Das Kernproblem der «englischen Frage» ist die Tatsache, dass England mit 84 Prozent der britischen Bevölkerung viel grösser ist als Schottland (8 Prozent), Wales
(5 Prozent) und Nordirland (3 Prozent). Die ursprünglichen Autonomiemodelle waren ja einmal Zugeständnisse an nationale Minderheiten gewesen.
Da englische Regionen wie Yorkshire oder die Midlands nicht dieselbe starke Identität und dasselbe Selbstbestimmungsbedürfnis haben wie Waliser oder Schotten, lässt sich England selbst auch kaum künstlich in Regionen aufspalten. Versuche in dieser Richtung sind in der Vergangenheit mehrfach im Sand verlaufen.
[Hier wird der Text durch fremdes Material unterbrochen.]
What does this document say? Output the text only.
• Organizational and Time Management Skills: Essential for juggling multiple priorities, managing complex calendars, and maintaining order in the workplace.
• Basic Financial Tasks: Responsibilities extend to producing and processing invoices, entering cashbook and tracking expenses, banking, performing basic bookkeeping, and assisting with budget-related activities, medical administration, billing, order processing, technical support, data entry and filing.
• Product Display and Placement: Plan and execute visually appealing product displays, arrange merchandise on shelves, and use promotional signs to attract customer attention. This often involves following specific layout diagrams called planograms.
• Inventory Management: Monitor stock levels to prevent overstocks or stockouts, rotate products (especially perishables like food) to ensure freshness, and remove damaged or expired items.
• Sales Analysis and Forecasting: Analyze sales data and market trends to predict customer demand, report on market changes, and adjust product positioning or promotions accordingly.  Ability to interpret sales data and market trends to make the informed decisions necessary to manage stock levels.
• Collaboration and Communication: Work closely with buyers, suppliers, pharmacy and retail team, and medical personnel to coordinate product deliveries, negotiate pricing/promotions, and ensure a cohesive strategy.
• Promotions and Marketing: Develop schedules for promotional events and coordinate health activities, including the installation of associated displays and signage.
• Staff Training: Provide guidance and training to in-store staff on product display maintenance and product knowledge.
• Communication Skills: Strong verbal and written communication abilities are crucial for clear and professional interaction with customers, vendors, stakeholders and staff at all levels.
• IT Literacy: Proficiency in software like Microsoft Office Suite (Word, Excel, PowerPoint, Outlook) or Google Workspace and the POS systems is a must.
Labour schlägt alternativ vor, einen neuen Anlauf in Richtung mehr Autonomie für städtische Grossräume zu unternehmen. Dazu hat die Partei eine «verfassunggebende Versammlung» für die nächsten Jahre vorgeschlagen, die ein Reformprogramm für ganz Grossbritannien austüfteln soll.
So oder so, darin sind sich alle im Königreich einig, steht den Briten die grösste Verfassungsreform seit der Einführung der Home Rule in Irland 1921 bevor.